The Fighting Shepherdess - Page 75/231

One of the things which Mrs. Abram Pantin's worst enemy would have had to admit in her favor was that, strictly speaking, she was not a gossip, though this virtue was due as much to policy as to principle. It was her custom, however, to retain in her memory such morsels of common knowledge news as she accumulated during the day with which to entertain Mr. Pantin at evening dinner, for she observed that if his thoughts could be diverted from business it aided his digestion and he slept better, so she strove always to have some bright topic to introduce at the table.

Having said a silent grace, Mr. Pantin inquired mechanically: "Will you have a chop, Prissy?" Since there were only two he did not use the plural.

Mrs. Pantin looked across the fern centerpiece and made a mouth as she regarded the chop doubtfully.

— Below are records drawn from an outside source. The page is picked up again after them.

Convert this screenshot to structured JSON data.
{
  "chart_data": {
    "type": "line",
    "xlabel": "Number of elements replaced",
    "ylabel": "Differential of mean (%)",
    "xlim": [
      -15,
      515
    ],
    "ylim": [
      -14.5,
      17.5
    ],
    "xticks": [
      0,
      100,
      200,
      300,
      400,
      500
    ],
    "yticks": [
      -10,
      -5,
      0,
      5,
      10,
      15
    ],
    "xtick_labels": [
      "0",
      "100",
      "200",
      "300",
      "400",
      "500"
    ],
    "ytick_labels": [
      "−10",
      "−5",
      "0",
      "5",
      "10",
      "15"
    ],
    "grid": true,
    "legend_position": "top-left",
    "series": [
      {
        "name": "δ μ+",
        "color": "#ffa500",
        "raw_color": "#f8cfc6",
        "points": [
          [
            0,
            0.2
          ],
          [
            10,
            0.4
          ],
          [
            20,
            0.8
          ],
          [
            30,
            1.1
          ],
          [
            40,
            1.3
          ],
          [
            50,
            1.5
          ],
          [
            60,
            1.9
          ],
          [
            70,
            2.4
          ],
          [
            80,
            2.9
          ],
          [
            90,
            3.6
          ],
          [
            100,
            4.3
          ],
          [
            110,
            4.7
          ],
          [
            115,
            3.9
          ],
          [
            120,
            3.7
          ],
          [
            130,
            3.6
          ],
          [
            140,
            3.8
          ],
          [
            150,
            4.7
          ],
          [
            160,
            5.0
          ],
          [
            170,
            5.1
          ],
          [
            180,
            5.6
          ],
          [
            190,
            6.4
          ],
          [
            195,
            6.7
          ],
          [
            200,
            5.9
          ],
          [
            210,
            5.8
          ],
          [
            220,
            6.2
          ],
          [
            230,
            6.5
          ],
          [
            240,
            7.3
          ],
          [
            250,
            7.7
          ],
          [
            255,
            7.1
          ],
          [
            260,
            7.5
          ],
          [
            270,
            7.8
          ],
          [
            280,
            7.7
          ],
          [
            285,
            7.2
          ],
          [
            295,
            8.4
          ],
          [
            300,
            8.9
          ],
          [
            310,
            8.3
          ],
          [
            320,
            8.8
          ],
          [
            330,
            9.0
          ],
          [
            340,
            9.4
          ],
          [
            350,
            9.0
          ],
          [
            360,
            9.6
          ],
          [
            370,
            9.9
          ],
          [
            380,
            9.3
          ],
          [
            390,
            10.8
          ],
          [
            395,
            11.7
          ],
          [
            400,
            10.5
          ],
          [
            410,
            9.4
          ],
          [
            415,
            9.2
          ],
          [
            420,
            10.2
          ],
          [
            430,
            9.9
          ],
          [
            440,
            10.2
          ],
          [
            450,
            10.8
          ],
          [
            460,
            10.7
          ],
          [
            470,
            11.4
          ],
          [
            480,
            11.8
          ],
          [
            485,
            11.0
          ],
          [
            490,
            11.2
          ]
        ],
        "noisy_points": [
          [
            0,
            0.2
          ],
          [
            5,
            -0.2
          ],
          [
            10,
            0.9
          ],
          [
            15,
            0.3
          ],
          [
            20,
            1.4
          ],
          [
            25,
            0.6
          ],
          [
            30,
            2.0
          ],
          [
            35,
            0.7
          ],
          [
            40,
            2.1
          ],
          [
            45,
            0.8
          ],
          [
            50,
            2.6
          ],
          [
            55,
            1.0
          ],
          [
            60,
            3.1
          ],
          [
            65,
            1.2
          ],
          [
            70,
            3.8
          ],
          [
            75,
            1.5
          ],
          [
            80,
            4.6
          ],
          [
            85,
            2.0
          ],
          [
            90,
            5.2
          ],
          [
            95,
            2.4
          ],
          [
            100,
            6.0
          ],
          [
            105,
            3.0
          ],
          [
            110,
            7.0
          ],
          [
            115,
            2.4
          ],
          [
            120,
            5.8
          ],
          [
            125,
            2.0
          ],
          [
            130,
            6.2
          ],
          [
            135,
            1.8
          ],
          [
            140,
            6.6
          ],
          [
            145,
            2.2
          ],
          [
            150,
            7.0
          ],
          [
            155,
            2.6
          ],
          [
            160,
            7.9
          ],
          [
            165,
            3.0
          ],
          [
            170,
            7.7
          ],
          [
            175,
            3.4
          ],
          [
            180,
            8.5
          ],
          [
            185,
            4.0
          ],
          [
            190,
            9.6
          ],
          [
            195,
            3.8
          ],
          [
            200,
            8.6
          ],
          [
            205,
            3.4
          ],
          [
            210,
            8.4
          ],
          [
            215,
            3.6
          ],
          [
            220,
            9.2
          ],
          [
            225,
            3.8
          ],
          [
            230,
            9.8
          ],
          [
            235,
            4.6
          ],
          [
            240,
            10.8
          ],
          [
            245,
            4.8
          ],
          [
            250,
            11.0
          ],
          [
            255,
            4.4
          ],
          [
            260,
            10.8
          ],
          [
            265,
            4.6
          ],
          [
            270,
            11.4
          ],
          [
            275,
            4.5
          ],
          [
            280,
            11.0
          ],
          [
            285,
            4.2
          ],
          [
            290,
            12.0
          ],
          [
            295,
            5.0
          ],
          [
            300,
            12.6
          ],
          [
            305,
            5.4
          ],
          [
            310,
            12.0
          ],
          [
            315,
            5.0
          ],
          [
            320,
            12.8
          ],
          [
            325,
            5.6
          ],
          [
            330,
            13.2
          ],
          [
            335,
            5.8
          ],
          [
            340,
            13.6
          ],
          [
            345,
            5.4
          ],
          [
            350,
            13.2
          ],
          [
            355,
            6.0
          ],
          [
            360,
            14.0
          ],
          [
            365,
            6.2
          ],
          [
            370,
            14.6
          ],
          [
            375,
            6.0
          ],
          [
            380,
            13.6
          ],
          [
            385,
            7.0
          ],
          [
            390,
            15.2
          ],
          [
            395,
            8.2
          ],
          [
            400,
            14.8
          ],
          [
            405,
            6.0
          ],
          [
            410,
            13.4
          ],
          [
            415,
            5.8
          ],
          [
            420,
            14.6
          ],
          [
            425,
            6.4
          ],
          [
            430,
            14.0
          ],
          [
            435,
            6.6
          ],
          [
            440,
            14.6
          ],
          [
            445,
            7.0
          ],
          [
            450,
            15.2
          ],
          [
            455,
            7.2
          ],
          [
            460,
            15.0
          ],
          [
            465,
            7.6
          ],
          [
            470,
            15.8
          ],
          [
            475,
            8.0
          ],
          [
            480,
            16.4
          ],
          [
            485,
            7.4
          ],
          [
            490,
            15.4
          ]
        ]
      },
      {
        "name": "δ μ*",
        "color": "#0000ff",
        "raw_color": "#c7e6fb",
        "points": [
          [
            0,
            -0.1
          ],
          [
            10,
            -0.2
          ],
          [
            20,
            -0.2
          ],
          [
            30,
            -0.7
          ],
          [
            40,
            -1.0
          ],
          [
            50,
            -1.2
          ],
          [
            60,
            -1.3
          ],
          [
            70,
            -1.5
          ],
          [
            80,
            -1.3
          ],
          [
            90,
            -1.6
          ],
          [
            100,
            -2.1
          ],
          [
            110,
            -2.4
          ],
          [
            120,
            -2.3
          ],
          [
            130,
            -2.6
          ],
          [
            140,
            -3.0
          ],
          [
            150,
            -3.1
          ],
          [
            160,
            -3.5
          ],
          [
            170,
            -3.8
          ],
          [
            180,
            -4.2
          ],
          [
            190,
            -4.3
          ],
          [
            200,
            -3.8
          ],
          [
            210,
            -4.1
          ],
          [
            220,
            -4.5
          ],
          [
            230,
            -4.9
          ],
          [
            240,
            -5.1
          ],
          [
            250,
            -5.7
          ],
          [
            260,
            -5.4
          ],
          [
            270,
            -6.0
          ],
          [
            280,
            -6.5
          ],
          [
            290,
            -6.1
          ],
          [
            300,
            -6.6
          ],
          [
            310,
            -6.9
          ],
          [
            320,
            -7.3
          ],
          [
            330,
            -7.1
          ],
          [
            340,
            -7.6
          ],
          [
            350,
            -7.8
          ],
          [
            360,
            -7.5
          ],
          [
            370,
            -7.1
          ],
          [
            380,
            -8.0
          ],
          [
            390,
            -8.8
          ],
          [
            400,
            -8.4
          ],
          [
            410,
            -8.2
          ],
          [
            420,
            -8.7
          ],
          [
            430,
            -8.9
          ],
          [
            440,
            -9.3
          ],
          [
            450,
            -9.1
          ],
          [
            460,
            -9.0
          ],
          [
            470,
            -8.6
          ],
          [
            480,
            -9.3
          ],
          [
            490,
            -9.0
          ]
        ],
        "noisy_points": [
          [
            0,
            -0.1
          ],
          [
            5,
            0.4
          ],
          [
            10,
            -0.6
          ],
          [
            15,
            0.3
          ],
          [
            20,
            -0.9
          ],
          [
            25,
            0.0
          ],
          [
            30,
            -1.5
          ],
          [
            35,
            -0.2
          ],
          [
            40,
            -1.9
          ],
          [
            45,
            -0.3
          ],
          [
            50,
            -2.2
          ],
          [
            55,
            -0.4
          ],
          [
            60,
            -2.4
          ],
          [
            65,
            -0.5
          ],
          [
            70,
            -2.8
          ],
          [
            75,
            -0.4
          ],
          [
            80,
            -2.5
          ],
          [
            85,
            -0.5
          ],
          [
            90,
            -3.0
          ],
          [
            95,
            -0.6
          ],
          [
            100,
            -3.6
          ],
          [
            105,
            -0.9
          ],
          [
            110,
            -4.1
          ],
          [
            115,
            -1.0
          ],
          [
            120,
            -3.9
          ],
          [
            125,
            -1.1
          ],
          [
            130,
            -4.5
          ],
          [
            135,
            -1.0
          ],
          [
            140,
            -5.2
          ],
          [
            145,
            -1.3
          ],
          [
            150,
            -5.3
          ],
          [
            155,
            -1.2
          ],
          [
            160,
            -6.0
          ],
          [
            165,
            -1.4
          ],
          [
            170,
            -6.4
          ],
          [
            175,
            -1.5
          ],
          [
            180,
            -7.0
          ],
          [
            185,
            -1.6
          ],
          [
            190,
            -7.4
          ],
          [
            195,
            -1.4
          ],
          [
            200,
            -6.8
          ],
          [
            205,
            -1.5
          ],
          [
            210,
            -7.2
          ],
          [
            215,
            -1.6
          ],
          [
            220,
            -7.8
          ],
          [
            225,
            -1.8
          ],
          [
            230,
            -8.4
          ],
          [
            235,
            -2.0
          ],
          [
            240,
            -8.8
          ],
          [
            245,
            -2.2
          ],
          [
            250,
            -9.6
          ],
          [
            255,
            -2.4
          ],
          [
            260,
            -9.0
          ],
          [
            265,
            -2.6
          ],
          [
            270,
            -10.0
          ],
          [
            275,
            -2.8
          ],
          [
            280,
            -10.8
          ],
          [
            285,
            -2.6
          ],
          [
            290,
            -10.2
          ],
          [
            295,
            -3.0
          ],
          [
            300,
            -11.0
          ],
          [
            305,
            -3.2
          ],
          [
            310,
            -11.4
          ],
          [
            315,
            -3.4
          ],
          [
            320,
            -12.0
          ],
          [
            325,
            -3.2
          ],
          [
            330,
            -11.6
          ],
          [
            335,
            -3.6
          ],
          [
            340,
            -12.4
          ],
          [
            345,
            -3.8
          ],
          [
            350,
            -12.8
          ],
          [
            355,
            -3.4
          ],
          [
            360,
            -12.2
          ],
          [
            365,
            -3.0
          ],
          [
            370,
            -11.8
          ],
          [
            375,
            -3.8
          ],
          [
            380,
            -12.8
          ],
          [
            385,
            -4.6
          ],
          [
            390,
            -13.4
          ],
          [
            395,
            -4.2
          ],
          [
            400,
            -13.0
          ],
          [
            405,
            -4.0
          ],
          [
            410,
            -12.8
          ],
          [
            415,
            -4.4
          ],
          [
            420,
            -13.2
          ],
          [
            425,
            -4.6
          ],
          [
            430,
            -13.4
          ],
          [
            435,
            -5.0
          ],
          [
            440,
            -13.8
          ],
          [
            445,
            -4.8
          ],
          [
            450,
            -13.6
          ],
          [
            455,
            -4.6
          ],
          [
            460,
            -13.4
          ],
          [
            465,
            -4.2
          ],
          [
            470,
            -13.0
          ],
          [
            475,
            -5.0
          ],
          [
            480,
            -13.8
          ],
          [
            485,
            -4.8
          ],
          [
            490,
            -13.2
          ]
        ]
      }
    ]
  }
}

"I'm afraid I am eating too much meat lately."

Impaled on a tine of the fork, the chop was of a thinness to have enabled one to read through it without much difficulty.

Mr. Pantin placed the chop on his own plate with some little alacrity.

As his wife took one of the two dainty rolls concealed in a fringed napkin on the handsome silver bread tray, she endeavored to recall what it was in particular that she had saved to tell him. Oh, yes!

"What do you think I heard to-day, Abram?"

Abram was figuring interest and murmured absently: "I have no idea."

"They say," in her sprightliest manner, "that that girl who killed her lover was refused credit at every store in Prouty. No one would trust her for even five dollars' worth of groceries. Rather pathetic, isn't it?"

Mr. Pantin looked up quickly.

"Who told you that?"

"Everyone seems to know it."

Mr. Pantin frowned slightly.

"If you mean Miss Prentice, I wouldn't speak of her in that fashion, Priscilla."

"Mormon Joe's Kate, then, if you like that better," replied Mrs. Pantin, nettled.

"Or 'Mormon Joe's Kate,' either," curtly.

"So sorry; I didn't know you knew her. Do you?"

Mr. Pantin, who at his own table was given the privilege of taking bones in his fingers, pointed the chop at her.

"Let me tell you something, Priscilla," impressively. "Someone who is cleverer than I am has said that it is never safe to snub a pretty girl, because there is always the possibility that she'll marry well and be able to retaliate. The same thing applies to one who has brains and is in earnest. I've made it a rule never to disparage the efforts of a person who had a definite purpose and works to attain it. It's about a fifty-to-one shot that he'll land--sometime."